Myers Matthew A, Arnold Brian J, Bansal Vineet, Mullen Katelyn M, Zaccaria Simone, Raphael Benjamin J
Department of Computer Science, Princeton University, Princeton, USA.
Center for Statistics and Machine Learning, Princeton University, Princeton, USA.
bioRxiv. 2023 Jul 15:2023.07.13.548855. doi: 10.1101/2023.07.13.548855.

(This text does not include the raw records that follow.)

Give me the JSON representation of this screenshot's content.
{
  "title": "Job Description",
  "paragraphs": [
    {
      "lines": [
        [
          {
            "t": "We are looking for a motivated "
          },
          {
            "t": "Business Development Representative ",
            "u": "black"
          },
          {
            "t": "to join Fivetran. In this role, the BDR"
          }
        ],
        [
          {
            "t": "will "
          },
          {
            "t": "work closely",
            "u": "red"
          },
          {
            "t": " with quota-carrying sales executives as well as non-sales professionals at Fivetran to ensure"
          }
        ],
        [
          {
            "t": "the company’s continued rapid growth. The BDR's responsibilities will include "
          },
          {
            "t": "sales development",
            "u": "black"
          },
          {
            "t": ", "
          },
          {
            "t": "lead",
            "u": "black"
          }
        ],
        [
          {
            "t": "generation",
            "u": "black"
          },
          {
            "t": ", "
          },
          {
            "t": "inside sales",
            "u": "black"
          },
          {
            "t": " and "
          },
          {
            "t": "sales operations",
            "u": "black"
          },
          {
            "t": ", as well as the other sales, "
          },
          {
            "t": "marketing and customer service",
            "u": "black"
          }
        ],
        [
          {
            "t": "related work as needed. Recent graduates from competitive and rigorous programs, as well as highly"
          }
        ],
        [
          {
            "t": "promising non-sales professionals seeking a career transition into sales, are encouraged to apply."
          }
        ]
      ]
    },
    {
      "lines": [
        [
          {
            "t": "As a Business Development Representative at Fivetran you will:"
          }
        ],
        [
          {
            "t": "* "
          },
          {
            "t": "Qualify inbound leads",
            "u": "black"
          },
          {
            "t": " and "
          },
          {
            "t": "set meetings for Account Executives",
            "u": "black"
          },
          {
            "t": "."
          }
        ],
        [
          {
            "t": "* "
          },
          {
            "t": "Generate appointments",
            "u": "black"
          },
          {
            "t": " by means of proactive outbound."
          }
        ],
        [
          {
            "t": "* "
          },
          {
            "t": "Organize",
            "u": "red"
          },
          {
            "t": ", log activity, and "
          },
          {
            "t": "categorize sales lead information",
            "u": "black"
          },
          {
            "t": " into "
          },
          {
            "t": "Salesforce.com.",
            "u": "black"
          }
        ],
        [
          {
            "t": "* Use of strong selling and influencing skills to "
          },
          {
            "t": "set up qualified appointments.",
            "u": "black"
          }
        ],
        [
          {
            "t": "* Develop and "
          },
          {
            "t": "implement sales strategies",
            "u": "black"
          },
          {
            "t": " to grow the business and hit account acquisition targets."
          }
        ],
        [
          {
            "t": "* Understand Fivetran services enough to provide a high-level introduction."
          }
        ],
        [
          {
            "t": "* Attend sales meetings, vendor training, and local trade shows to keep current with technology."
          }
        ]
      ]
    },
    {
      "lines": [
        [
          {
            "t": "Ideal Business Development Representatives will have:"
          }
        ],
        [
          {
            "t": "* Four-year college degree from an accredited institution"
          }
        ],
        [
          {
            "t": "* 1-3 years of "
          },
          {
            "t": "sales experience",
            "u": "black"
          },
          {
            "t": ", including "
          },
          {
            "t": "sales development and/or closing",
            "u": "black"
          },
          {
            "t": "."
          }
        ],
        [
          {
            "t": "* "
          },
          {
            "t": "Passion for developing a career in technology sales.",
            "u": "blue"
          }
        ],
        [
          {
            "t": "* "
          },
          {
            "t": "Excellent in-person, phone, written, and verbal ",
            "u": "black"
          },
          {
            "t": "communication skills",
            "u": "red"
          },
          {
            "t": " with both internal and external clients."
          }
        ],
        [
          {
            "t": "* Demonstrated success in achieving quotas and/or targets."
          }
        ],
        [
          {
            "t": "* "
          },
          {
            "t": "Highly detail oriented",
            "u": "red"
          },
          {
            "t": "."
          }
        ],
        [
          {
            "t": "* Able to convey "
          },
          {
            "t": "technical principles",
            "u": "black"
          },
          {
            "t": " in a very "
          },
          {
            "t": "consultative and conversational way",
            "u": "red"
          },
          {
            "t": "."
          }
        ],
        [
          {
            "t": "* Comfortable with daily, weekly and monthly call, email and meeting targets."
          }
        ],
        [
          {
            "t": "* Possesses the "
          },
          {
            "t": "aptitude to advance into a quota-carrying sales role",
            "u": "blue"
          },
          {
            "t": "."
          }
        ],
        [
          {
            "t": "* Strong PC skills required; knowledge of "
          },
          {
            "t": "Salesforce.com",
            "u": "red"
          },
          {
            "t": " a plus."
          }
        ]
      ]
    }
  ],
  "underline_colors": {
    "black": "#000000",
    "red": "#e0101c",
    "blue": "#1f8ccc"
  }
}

Multi-region DNA sequencing of primary tumors and metastases from individual patients helps identify somatic aberrations driving cancer development. However, most methods to infer copy-number aberrations (CNAs) analyze individual samples. We introduce HATCHet2 to identify haplotype- and clone-specific CNAs simultaneously from multiple bulk samples. HATCHet2 introduces a novel statistic, the mirrored haplotype B-allele frequency (mhBAF), to identify mirrored-subclonal CNAs having different numbers of copies of parental haplotypes in different tumor clones. HATCHet2 also has high accuracy in identifying focal CNAs and extends the earlier HATCHet method in several directions. We demonstrate HATCHet2's improved accuracy using simulations and a single-cell sequencing dataset. HATCHet2 analysis of 50 prostate cancer samples from 10 patients reveals previously-unreported mirrored-subclonal CNAs affecting cancer genes.
对个体患者的原发性肿瘤和转移灶进行多区域DNA测序有助于识别驱动癌症发展的体细胞畸变。然而,大多数推断拷贝数畸变(CNA)的方法都只分析单个样本。我们引入了HATCHet2,以便从多个批量样本中同时识别单倍型特异性和克隆特异性CNA。HATCHet2引入了一种新的统计量,即镜像单倍型B等位基因频率(mhBAF),以识别在不同肿瘤克隆中具有不同数量亲本单倍型拷贝的镜像亚克隆CNA。HATCHet2在识别局灶性CNA方面也具有很高的准确性,并在几个方面扩展了早期的HATCHet方法。我们通过模拟和单细胞测序数据集证明了HATCHet2的准确性有所提高。对来自10名患者的50个前列腺癌样本进行HATCHet2分析,发现了影响癌症基因的此前未报告的镜像亚克隆CNA。